Conceptual ownership. Mutexes are owned by their locker, sempahores are not owned by anybody. This leads to two disticntions. Very important one is that mutexes can (should) only be unlocked by the owner (locker thread), while sempahores can be unlocked by any thread (see below for permissions). The less important thing is that mutexes can be made re-entrant - that is, can be locked multiple times with the owner thread - while semaphores can't behave so. I say it is less important because reentrant mutexes almost always present design flaw.
Semaphores are objects which are more or less indepenent of the user. They can be created, used and destroyed by completely unrelated processess or threads, which do not even have to know anything of each other (or execute at the same time). For example, a process might create a semaphore and than die, and other processes can use it, while third process will remove it). Semaphores have permissions associated with them (not unlike file permissions), while mutexes have no such thing - anybody who have access to mutex technically can do anything with it.
Semaphores are process-shared. That is, they can be used by multiple processes without extra efforts. Default mutexes are single-process only, if the same mutex is to be used by multiple processes, it has to be created in a special mode.
In a discussion elsewhere someone has proposed that there may be platforms on which a mutex could be unlocked from a thread other than that which locked it.
I'm unconvinced, but my experience is limited to platforms where this is never allowed; are there any platforms that allow it?
If there are, how would one possibly utilise such a facility? If you can no longer assume that a mutex remains locked between the LOCK and UNLOCK steps that seems to me to defeat the point. Are there scenarios where it must be done and can be done safely with care?
Strictly speaking, no there isn't a shared mutex between threads like this. As that would defeat the purpose of a mutex. If it's something you really want, then you can use a Semaphore(1). Semaphores allow non-acquiring threads to release the acquired count.
I am confused with the usage of semaphores and mutexes at thread and process level. Can we use semphores and mutexes for both thread and process synchronization, or do we have different semaphores and mutexes both at thread and process level? My question is with reference to the POSIX API's.
The answer to both questions is yes. You can create both mutexes and semaphores as either process-shared or not. So you can use them as interprocess or interthread synchronization objects, but you have to specify which when you create them.
Of course, you must create the synchronization object in memory that is shared by all contexts that wish to access it. With threads, that's trivial since they share a view of memory.

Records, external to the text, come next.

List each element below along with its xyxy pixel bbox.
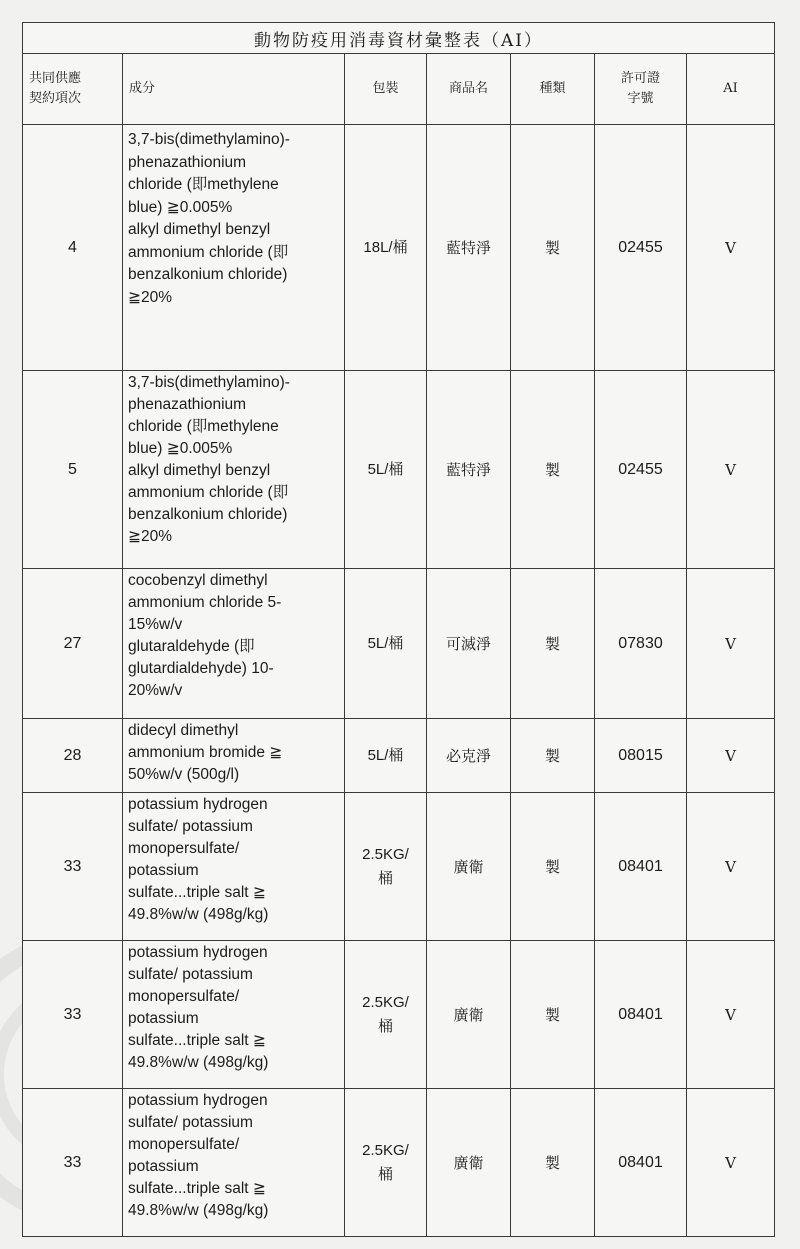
item-number: 4 (23, 125, 123, 371)
permit-number: 02455 (595, 125, 687, 371)
document-page (22, 22, 774, 1237)
ai-mark: V (687, 941, 775, 1089)
component-text: potassium hydrogen sulfate/ potassium monopersulfate/ potassium sulfate...triple salt ≧ 49.8%w/w (498g/kg) (123, 941, 345, 1089)
package-text: 2.5KG/ 桶 (345, 1089, 427, 1237)
header-name: 商品名 (427, 54, 511, 125)
component-text: didecyl dimethyl ammonium bromide ≧ 50%w/v (500g/l) (123, 719, 345, 793)
ai-mark: V (687, 569, 775, 719)
table-row (23, 941, 775, 1089)
table-row (23, 793, 775, 941)
kind-text: 製 (511, 941, 595, 1089)
ai-mark: V (687, 719, 775, 793)
package-text: 2.5KG/ 桶 (345, 793, 427, 941)
component-text: potassium hydrogen sulfate/ potassium monopersulfate/ potassium sulfate...triple salt ≧ 49.8%w/w (498g/kg) (123, 793, 345, 941)
header-kind: 種類 (511, 54, 595, 125)
kind-text: 製 (511, 125, 595, 371)
kind-text: 製 (511, 569, 595, 719)
product-name: 藍特淨 (427, 125, 511, 371)
component-text: 3,7-bis(dimethylamino)- phenazathionium chloride (即methylene blue) ≧0.005% alkyl dimethyl benzyl ammonium chloride (即 benzalkonium chloride) ≧20% (123, 371, 345, 569)
package-text: 5L/桶 (345, 719, 427, 793)
header-item: 共同供應 契約項次 (23, 54, 123, 125)
table-row (23, 569, 775, 719)
package-text: 2.5KG/ 桶 (345, 941, 427, 1089)
ai-mark: V (687, 371, 775, 569)
permit-number: 08401 (595, 1089, 687, 1237)
header-package: 包裝 (345, 54, 427, 125)
disinfectant-table (22, 22, 775, 1237)
product-name: 必克淨 (427, 719, 511, 793)
table-title: 動物防疫用消毒資材彙整表（AI） (23, 23, 775, 54)
header-ai: AI (687, 54, 775, 125)
table-row (23, 1089, 775, 1237)
permit-number: 08401 (595, 941, 687, 1089)
table-row (23, 719, 775, 793)
product-name: 藍特淨 (427, 371, 511, 569)
item-number: 5 (23, 371, 123, 569)
component-text: 3,7-bis(dimethylamino)- phenazathionium chloride (即methylene blue) ≧0.005% alkyl dimethyl benzyl ammonium chloride (即 benzalkonium chloride) ≧20% (123, 125, 345, 371)
kind-text: 製 (511, 1089, 595, 1237)
permit-number: 08015 (595, 719, 687, 793)
header-component: 成分 (123, 54, 345, 125)
permit-number: 07830 (595, 569, 687, 719)
component-text: cocobenzyl dimethyl ammonium chloride 5- 15%w/v glutaraldehyde (即 glutardialdehyde) 10- 20%w/v (123, 569, 345, 719)
item-number: 28 (23, 719, 123, 793)
item-number: 27 (23, 569, 123, 719)
kind-text: 製 (511, 371, 595, 569)
item-number: 33 (23, 793, 123, 941)
package-text: 5L/桶 (345, 569, 427, 719)
header-permit: 許可證 字號 (595, 54, 687, 125)
item-number: 33 (23, 941, 123, 1089)
ai-mark: V (687, 793, 775, 941)
product-name: 可滅淨 (427, 569, 511, 719)
ai-mark: V (687, 1089, 775, 1237)
kind-text: 製 (511, 793, 595, 941)
table-row (23, 125, 775, 371)
item-number: 33 (23, 1089, 123, 1237)
component-text: potassium hydrogen sulfate/ potassium monopersulfate/ potassium sulfate...triple salt ≧ 49.8%w/w (498g/kg) (123, 1089, 345, 1237)
kind-text: 製 (511, 719, 595, 793)
permit-number: 08401 (595, 793, 687, 941)
package-text: 18L/桶 (345, 125, 427, 371)
package-text: 5L/桶 (345, 371, 427, 569)
table-row (23, 371, 775, 569)
product-name: 廣衛 (427, 793, 511, 941)
permit-number: 02455 (595, 371, 687, 569)
product-name: 廣衛 (427, 1089, 511, 1237)
ai-mark: V (687, 125, 775, 371)
product-name: 廣衛 (427, 941, 511, 1089)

With processes, you have to create the synchronization object in shared memory specifically.
Synchronization protects elements when they share data or when their tasks must be ordered.
Processes and threads basically are the same (with differences) they are pieces of computation that make some work, the only thing you have to pay attention is when you are working with processes and when with threads but the method used is the same.